A query provides a single checkpoint to evaluate privacy, security, and confidentiality. The DSA Article 40.5 says that platforms can deny a researcher data request due to security or confidentiality concerns, and the EDMO report therefore recommends the creation of an independent body to review requests with respect to privacy, security, and confidentiality. But what exactly will such a body review? A human-language description of the data requested must eventually be translated into a dataset by platform engineers. Instead, an independent body could review a) the actual query to be executed, which is both complete and precise, and then b) the output from this query given to researchers, which (because it is aggregated) will be short, archivable, and generally amenable to oversight.
Remote query execution supports arbitrarily complex analyses.
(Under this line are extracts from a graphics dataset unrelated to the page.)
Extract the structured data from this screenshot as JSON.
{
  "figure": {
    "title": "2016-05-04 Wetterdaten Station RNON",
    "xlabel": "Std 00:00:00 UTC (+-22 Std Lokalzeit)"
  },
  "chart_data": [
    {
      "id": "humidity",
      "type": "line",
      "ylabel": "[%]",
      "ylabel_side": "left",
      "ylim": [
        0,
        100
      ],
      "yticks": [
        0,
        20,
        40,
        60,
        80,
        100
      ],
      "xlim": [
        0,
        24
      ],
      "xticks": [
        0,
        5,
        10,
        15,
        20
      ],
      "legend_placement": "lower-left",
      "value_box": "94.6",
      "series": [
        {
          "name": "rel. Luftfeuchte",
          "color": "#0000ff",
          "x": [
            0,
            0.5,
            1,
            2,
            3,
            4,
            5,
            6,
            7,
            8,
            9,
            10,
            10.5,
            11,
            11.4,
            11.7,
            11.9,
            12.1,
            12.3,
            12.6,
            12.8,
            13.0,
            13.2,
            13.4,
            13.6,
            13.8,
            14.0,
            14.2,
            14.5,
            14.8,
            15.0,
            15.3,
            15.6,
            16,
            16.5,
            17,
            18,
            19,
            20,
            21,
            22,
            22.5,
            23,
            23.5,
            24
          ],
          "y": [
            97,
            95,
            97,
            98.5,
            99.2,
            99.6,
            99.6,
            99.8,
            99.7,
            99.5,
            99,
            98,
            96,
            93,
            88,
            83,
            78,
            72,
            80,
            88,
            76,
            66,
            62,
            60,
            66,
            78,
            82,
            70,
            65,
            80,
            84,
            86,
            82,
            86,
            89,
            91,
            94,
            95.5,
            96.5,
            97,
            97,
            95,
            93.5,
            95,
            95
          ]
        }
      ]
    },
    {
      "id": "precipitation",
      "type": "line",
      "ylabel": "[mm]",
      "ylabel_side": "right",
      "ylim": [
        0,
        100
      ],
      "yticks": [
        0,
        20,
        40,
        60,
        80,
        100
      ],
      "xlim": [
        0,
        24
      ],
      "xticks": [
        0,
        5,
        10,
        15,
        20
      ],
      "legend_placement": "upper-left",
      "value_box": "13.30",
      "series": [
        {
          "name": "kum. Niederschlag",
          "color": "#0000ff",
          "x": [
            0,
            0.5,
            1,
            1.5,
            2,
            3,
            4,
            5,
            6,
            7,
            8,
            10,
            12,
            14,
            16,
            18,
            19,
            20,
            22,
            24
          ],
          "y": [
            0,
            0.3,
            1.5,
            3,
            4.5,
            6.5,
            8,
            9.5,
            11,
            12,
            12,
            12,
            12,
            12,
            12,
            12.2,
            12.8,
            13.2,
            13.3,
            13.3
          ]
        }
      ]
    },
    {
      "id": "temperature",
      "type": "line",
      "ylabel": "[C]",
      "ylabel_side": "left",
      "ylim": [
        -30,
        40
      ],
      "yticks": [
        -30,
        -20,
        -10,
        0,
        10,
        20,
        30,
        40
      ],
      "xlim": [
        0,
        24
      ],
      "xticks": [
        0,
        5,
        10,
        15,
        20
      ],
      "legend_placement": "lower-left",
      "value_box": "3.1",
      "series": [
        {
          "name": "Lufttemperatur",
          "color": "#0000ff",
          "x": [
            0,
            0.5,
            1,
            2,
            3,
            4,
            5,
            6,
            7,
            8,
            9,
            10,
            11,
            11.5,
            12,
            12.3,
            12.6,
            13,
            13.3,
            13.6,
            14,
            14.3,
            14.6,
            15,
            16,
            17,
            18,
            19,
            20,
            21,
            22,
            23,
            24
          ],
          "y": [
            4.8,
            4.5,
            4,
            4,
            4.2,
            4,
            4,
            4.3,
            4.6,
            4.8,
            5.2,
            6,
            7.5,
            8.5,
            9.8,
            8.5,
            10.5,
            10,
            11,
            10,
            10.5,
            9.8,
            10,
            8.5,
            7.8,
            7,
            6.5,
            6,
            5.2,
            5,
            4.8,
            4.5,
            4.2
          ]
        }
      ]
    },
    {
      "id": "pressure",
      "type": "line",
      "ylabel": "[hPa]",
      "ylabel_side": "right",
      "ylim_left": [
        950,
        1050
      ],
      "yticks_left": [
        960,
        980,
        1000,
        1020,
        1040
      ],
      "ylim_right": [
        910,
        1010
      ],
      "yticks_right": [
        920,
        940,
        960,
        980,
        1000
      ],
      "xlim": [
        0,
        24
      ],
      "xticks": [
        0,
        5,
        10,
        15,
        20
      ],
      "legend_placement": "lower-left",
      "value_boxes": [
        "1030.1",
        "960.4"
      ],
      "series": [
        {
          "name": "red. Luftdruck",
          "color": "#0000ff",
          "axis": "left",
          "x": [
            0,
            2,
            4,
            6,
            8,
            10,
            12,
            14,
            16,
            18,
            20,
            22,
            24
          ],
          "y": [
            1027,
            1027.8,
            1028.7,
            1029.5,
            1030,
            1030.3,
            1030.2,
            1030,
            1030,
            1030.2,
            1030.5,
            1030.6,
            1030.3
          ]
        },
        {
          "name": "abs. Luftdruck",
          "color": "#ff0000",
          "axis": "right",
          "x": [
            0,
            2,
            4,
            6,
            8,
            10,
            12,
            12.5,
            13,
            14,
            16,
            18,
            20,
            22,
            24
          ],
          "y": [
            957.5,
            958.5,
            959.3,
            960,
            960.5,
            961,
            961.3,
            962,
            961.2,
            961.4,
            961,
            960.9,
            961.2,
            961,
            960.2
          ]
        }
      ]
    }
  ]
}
Some analyses will depend on data that must be extracted or inferred from what platforms actually record. For example, platforms typically try to avoid collecting or inferring race or political opinions because of privacy concerns. To perform a study of discrimination these characteristics must be inferred, and researchers would presumably prefer to control the inference method by supplying the exact statistical code to be executed. Similarly, a study of the propagation of “political” content requires an operationalizable definition of “political” which may in practice be a machine learning classifier. There is nothing in principle preventing the execution of a complex researcher-provided classifier on platform computers.
A Flexible, Feasible, and Secure Approach
Remote query execution, enabled with synthetic datasets, secure virtual machines, and query auditing provides a comprehensive and secure set of tools for external researchers to develop and test their platform data analyses. It is likely also far simpler, cheaper, and safer than arranging for the transfer and secure storage of private user information. It should be developed as the default non-API mode of external researcher access to platform data contemplated under the EU Digital Services Act.
Endnote: the EDMO working group report was not optimistic about remote query access, concluding that a “non-consumptive approach would seriously jeopardize both the independence and integrity of the scientific research envisioned.” We believe they based this conclusion, in part, on a misunderstanding of the Hathi Trust’s capabilities. EDMO wrote that Hathi “does not permit the researchers to work within the secure environment to conduct and review the analyses” whereas Hathi provides each user with a Linux virtual machine which can be configured with “any other data or tools the researcher plans to use.” EDMO also wrote, “nor can researchers view the underlying data” while Hathi says that “researchers can request for their Research Capsules to have full-corpus access.” The working group may have been concerned to avoid an outcome where “non-consumptive” access ended up being the only kind available. Certainly without the synthetic data, virtual machine, and query auditing approaches above, remote query execution would be a much less useful method of platform data research.